Violetta found solace in her reading. She did a lot of reading.  She didn’t talk about it much but she loved poetry – not the modern any-fool-can-write-that sort of thing, but the old fashioned beautifully worded kind of work.  She knew it was out of mode but she was really turned on by Wordsworth’s poetry.  She was delighted when they appeared on the required reading list for her Literature night class.

This week the students have been studying the “Lucy Poems” and now they are seated in room 17 on the first floor of  Wilson Block, waiting for the discussion to begin.  Mr. Foster gives a brief talk about Wordsworth’s reasons for writing the poems and asks Violetta what she thinks the poet meant by his reference to a violet which he describes as being partially hidden, “fair as a star when only one is shining in the sky”.

Words do not come easily but she answers him:

“Well I suppose that, if all other pretty stars had left the heavens, then the one remaining star would appear beautiful, even if it were rather a run-of-the-mill thing – simply because there would be nothing to outshine it.”

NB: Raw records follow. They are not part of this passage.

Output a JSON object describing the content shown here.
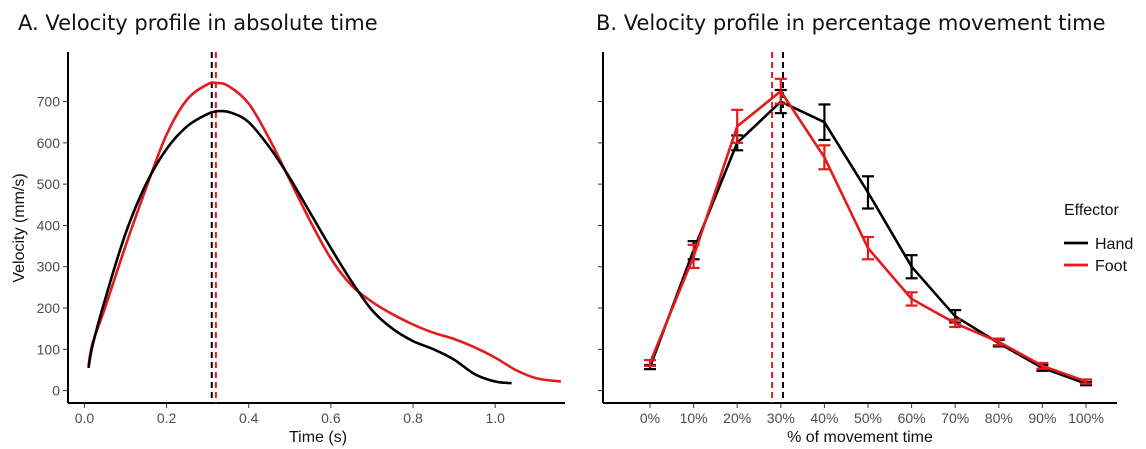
{
  "chart_data": [
    {
      "type": "line",
      "title": "A. Velocity profile in absolute time",
      "xlabel": "Time (s)",
      "ylabel": "Velocity (mm/s)",
      "xlim": [
        -0.04,
        1.17
      ],
      "ylim": [
        -30,
        820
      ],
      "xticks": [
        0.0,
        0.2,
        0.4,
        0.6,
        0.8,
        1.0
      ],
      "xtick_labels": [
        "0.0",
        "0.2",
        "0.4",
        "0.6",
        "0.8",
        "1.0"
      ],
      "yticks": [
        0,
        100,
        200,
        300,
        400,
        500,
        600,
        700
      ],
      "ytick_labels": [
        "0",
        "100",
        "200",
        "300",
        "400",
        "500",
        "600",
        "700"
      ],
      "grid": false,
      "series": [
        {
          "name": "Hand",
          "color": "#000000",
          "x": [
            0.01,
            0.02,
            0.05,
            0.1,
            0.15,
            0.2,
            0.25,
            0.3,
            0.33,
            0.36,
            0.4,
            0.45,
            0.5,
            0.55,
            0.6,
            0.65,
            0.7,
            0.75,
            0.8,
            0.85,
            0.9,
            0.95,
            1.0,
            1.04
          ],
          "y": [
            55,
            110,
            220,
            380,
            500,
            585,
            640,
            670,
            677,
            672,
            650,
            590,
            515,
            430,
            345,
            265,
            195,
            150,
            120,
            100,
            75,
            40,
            22,
            18
          ]
        },
        {
          "name": "Foot",
          "color": "#e41a1c",
          "x": [
            0.01,
            0.02,
            0.05,
            0.1,
            0.15,
            0.2,
            0.25,
            0.3,
            0.32,
            0.35,
            0.4,
            0.45,
            0.5,
            0.55,
            0.6,
            0.65,
            0.7,
            0.75,
            0.8,
            0.85,
            0.9,
            0.95,
            1.0,
            1.05,
            1.1,
            1.16
          ],
          "y": [
            60,
            115,
            200,
            350,
            490,
            620,
            705,
            742,
            745,
            738,
            695,
            610,
            510,
            410,
            320,
            255,
            215,
            185,
            160,
            140,
            125,
            105,
            80,
            50,
            30,
            22
          ]
        }
      ],
      "vlines": [
        {
          "x": 0.31,
          "color": "#000000",
          "style": "dashed"
        },
        {
          "x": 0.32,
          "color": "#e41a1c",
          "style": "dashed"
        }
      ]
    },
    {
      "type": "line",
      "title": "B. Velocity profile in percentage movement time",
      "xlabel": "% of movement time",
      "ylabel": "",
      "categories": [
        "0%",
        "10%",
        "20%",
        "30%",
        "40%",
        "50%",
        "60%",
        "70%",
        "80%",
        "90%",
        "100%"
      ],
      "ylim": [
        -30,
        820
      ],
      "grid": false,
      "legend": {
        "title": "Effector",
        "position": "right",
        "items": [
          "Hand",
          "Foot"
        ]
      },
      "series": [
        {
          "name": "Hand",
          "color": "#000000",
          "values": [
            57,
            340,
            600,
            700,
            650,
            480,
            300,
            180,
            115,
            55,
            17
          ],
          "err_low": [
            52,
            318,
            582,
            672,
            607,
            441,
            272,
            165,
            107,
            48,
            13
          ],
          "err_high": [
            62,
            362,
            618,
            728,
            693,
            519,
            328,
            195,
            123,
            62,
            21
          ]
        },
        {
          "name": "Foot",
          "color": "#e41a1c",
          "values": [
            67,
            325,
            640,
            725,
            565,
            345,
            222,
            163,
            118,
            60,
            22
          ],
          "err_low": [
            60,
            297,
            600,
            695,
            536,
            318,
            206,
            154,
            110,
            53,
            17
          ],
          "err_high": [
            74,
            353,
            680,
            755,
            594,
            372,
            238,
            172,
            126,
            67,
            27
          ]
        }
      ],
      "vlines": [
        {
          "x": 2.8,
          "color": "#e41a1c",
          "style": "dashed"
        },
        {
          "x": 3.05,
          "color": "#000000",
          "style": "dashed"
        }
      ]
    }
  ]
}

Mr. Foster says that Violetta’s answer is a good and acceptable one but, before they go on to the next point he would like the class to think about other possible explanations,and to jot them down as they may be useful in a future written assessment.  Violetta does not think she needs to do this, given that she has already contributed to the discussion.  She’s done her bit.

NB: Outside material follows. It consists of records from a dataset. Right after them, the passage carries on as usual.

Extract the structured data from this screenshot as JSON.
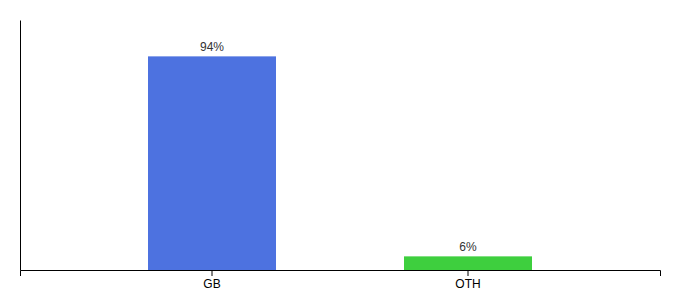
{
  "chart_data": {
    "type": "bar",
    "categories": [
      "GB",
      "OTH"
    ],
    "values": [
      94,
      6
    ],
    "value_labels": [
      "94%",
      "6%"
    ],
    "colors": [
      "#4d72e0",
      "#3ecf3e"
    ],
    "ylim": [
      0,
      110
    ],
    "grid": false,
    "data_labels": true,
    "tick_labels": "x"
  }
}
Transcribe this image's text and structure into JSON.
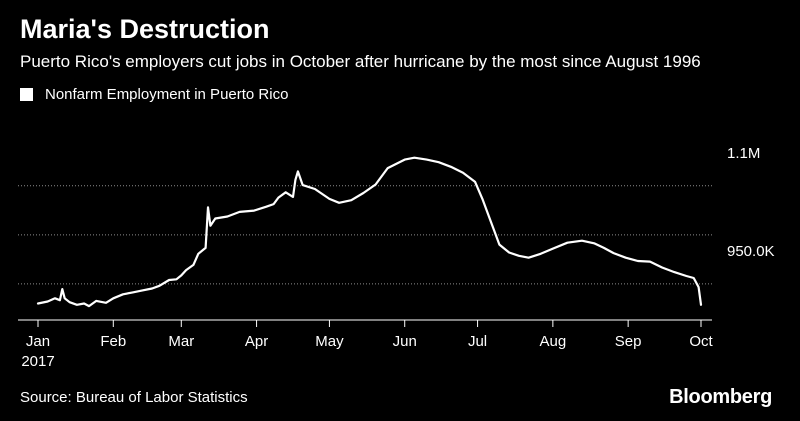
{
  "title": "Maria's Destruction",
  "subtitle": "Puerto Rico's employers cut jobs in October after hurricane by the most since August 1996",
  "source": "Source: Bureau of Labor Statistics",
  "brand": "Bloomberg",
  "chart_data": {
    "type": "line",
    "series": [
      {
        "name": "Nonfarm Employment in Puerto Rico",
        "color": "#ffffff",
        "x": [
          "2017-01-01",
          "2017-01-05",
          "2017-01-08",
          "2017-01-10",
          "2017-01-11",
          "2017-01-12",
          "2017-01-14",
          "2017-01-17",
          "2017-01-20",
          "2017-01-22",
          "2017-01-25",
          "2017-01-29",
          "2017-02-01",
          "2017-02-05",
          "2017-02-09",
          "2017-02-13",
          "2017-02-17",
          "2017-02-20",
          "2017-02-24",
          "2017-02-27",
          "2017-03-01",
          "2017-03-03",
          "2017-03-06",
          "2017-03-08",
          "2017-03-10",
          "2017-03-11",
          "2017-03-12",
          "2017-03-13",
          "2017-03-15",
          "2017-03-20",
          "2017-03-25",
          "2017-03-31",
          "2017-04-05",
          "2017-04-08",
          "2017-04-10",
          "2017-04-13",
          "2017-04-16",
          "2017-04-17",
          "2017-04-18",
          "2017-04-20",
          "2017-04-25",
          "2017-05-01",
          "2017-05-05",
          "2017-05-10",
          "2017-05-15",
          "2017-05-20",
          "2017-05-25",
          "2017-06-01",
          "2017-06-05",
          "2017-06-10",
          "2017-06-15",
          "2017-06-20",
          "2017-06-25",
          "2017-06-30",
          "2017-07-03",
          "2017-07-07",
          "2017-07-10",
          "2017-07-14",
          "2017-07-18",
          "2017-07-22",
          "2017-07-27",
          "2017-08-01",
          "2017-08-07",
          "2017-08-13",
          "2017-08-18",
          "2017-08-22",
          "2017-08-26",
          "2017-08-31",
          "2017-09-05",
          "2017-09-10",
          "2017-09-15",
          "2017-09-20",
          "2017-09-25",
          "2017-09-28",
          "2017-09-30",
          "2017-10-01"
        ],
        "y": [
          870,
          873,
          878,
          875,
          892,
          878,
          872,
          868,
          870,
          866,
          874,
          871,
          878,
          884,
          887,
          890,
          893,
          897,
          906,
          907,
          913,
          921,
          929,
          946,
          952,
          955,
          1017,
          989,
          1000,
          1003,
          1010,
          1012,
          1018,
          1022,
          1032,
          1040,
          1033,
          1059,
          1072,
          1051,
          1045,
          1030,
          1024,
          1028,
          1039,
          1052,
          1077,
          1090,
          1093,
          1090,
          1086,
          1079,
          1070,
          1056,
          1030,
          990,
          960,
          948,
          943,
          940,
          946,
          954,
          963,
          966,
          962,
          955,
          947,
          940,
          935,
          934,
          925,
          918,
          912,
          909,
          895,
          868
        ]
      }
    ],
    "x_ticks": [
      "Jan",
      "Feb",
      "Mar",
      "Apr",
      "May",
      "Jun",
      "Jul",
      "Aug",
      "Sep",
      "Oct"
    ],
    "x_year_label": "2017",
    "y_ticks": [
      {
        "value": 950,
        "label": "950.0K"
      },
      {
        "value": 1100,
        "label": "1.1M"
      }
    ],
    "ylim": [
      857,
      1120
    ],
    "grid": "horizontal dotted",
    "legend": "top-left"
  }
}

Now she is in the coffee bar at the break, she is more than just a little delighted when Mr. Foster, whom she knows has been given the very masculine forename of Ralph, asks if she would mind if he takes the vacant seat beside her.  Of course she wouldn’t mind.  She has been in love with him since the class began in September.

“There was nothing wrong with your view about the violet by the mossy stone, Violetta.  I just wanted to see if anyone could think of any other possible meaning.  You see,” and here he leans over to Violetta as if he doesn’t want anyone else to hear, “I think you are that violet, you even share the name, and you are fair because you don’t know that you are fair. You, Violetta, are surrounded by lumps of rock but you are the one which shines.  You are the star.”

Violetta puts down her coffee cup and stares at this man of her dreams.  Surely he is making fun of her.  Surely he has stolen her diaries and is going to use the information to have some fun.  But she knows enough about the man to be aware that here is an honourable person, a person given only to making people feel at their ease.  Here is someone who takes the time to get to know the students so that he can help them maximise their individual potential.

“I . . don’t . . know . . what to say.”

“Well you could try answering “Yes” to my next question.  Would you allow me to take you for dinner on Saturday, Violetta?”


And that is how the violet, half hidden from the eye, begins to bloom and fragrance the lives of all who come to know her.